The female is feeling the timber with the antennae on the front of her head. She is searching for the leg-less larvae of another type of wasp, called a Wood Wasp, or Horntail. She locates them deep inside the timber, just from sensing vibrations. Once she has located a Wood Wasp larva, she will drill her ovipositor down through the timber and lay an egg on the outside of the larva.  It may take her as much as an hour to complete the process. She is very vulnerable to other predators, such as birds, at this time. When the egg hatches, the Ichneumon larva will gradually consume the Wood Wasp larva.
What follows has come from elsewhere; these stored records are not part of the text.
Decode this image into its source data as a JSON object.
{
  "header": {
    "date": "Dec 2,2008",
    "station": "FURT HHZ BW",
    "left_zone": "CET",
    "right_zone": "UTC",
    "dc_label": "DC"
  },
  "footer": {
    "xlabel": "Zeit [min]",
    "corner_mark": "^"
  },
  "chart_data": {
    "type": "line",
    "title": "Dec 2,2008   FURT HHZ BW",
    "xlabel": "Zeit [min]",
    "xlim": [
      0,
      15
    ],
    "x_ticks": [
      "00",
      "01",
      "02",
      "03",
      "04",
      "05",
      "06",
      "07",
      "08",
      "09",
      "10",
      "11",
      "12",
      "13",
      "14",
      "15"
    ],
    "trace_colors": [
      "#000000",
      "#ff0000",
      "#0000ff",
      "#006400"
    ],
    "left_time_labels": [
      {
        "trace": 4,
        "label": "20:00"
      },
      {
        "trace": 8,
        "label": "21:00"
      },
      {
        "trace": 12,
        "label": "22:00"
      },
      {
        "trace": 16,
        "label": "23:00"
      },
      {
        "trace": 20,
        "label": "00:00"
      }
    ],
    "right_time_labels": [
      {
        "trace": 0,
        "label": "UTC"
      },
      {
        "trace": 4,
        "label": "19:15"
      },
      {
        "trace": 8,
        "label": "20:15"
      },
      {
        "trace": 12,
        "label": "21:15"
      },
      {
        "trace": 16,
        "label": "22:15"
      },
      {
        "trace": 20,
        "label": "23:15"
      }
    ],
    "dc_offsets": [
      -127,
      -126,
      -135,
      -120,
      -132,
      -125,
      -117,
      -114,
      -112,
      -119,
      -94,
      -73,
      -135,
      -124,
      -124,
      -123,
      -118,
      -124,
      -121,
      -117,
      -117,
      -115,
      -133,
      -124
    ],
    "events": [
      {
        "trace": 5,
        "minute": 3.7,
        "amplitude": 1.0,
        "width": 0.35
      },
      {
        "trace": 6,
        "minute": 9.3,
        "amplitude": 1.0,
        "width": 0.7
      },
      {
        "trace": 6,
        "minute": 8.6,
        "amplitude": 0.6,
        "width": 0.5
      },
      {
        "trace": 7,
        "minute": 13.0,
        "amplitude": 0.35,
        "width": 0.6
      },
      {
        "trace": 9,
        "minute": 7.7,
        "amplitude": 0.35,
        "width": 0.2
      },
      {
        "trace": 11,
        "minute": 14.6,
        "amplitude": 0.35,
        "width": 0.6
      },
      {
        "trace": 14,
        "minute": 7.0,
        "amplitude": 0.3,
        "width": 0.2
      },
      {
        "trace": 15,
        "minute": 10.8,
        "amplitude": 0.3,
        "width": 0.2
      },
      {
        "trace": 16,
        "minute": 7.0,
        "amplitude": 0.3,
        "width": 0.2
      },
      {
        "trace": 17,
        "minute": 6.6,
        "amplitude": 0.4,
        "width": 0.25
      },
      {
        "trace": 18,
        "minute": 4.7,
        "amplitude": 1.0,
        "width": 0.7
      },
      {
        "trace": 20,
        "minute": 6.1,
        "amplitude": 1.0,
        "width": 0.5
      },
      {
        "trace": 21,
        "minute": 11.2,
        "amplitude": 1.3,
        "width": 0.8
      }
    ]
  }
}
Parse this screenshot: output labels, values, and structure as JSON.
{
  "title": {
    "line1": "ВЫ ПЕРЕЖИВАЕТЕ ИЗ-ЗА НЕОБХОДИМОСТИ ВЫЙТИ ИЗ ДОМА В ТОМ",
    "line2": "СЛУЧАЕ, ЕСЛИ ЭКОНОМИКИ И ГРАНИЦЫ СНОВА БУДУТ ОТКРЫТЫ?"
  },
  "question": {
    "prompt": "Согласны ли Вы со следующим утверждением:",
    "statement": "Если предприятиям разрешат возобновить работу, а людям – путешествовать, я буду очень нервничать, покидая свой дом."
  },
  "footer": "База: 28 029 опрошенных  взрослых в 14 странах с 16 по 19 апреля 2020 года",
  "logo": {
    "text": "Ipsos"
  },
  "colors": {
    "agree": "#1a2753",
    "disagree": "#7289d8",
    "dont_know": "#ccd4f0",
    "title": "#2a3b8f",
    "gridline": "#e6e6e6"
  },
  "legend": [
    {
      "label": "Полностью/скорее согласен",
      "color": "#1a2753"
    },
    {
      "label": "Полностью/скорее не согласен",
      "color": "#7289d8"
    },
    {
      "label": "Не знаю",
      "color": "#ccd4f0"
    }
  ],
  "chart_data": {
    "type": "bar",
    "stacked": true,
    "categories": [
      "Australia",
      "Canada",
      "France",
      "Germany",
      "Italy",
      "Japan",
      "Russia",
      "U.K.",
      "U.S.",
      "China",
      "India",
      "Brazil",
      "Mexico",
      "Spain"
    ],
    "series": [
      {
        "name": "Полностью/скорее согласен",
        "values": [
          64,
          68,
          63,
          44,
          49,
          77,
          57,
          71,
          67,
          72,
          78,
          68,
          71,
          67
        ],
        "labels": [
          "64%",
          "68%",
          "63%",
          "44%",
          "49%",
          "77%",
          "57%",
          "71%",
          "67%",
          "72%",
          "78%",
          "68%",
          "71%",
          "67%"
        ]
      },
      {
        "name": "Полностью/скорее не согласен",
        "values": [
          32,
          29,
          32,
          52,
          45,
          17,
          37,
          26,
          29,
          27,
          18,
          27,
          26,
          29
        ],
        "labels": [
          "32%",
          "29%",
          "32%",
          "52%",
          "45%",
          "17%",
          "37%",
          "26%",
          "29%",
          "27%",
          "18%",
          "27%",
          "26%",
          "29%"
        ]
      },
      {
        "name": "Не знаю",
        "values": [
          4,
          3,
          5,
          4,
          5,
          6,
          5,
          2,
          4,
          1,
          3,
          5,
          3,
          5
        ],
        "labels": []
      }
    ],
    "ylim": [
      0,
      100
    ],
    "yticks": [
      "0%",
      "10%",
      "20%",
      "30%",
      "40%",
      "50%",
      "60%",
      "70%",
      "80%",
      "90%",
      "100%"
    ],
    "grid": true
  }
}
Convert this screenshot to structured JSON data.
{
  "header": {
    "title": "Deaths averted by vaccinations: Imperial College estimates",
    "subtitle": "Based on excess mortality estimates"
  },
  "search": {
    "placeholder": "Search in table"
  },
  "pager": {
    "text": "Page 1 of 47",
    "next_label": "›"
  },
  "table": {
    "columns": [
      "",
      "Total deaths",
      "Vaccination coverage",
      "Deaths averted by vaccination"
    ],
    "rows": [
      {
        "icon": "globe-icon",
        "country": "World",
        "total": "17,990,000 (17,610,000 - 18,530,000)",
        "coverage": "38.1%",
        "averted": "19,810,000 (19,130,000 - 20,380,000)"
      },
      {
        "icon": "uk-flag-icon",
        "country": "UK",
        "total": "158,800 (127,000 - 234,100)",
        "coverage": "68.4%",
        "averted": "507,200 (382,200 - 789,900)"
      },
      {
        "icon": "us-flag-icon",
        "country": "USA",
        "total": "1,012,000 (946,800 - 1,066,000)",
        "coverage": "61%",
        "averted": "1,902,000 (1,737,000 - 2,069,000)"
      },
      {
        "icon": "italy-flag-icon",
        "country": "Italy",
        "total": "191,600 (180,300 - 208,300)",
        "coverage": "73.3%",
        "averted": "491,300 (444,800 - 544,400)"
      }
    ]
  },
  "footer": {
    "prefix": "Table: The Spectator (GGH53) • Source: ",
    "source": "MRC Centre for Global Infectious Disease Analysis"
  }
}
wood_wasp.JPG (193648 bytes) The adult Wood Wasp, or Horntail shown on the left, is named for the prominent ovipositor at the end of the females' abdomen. The ovipositor is about the same length as the abdomen. These wasps are also harmless and are common in conifer woods in July and August. The female drills a hole into fallen or damaged trunks to lay her eggs. The larvae develop inside the wood.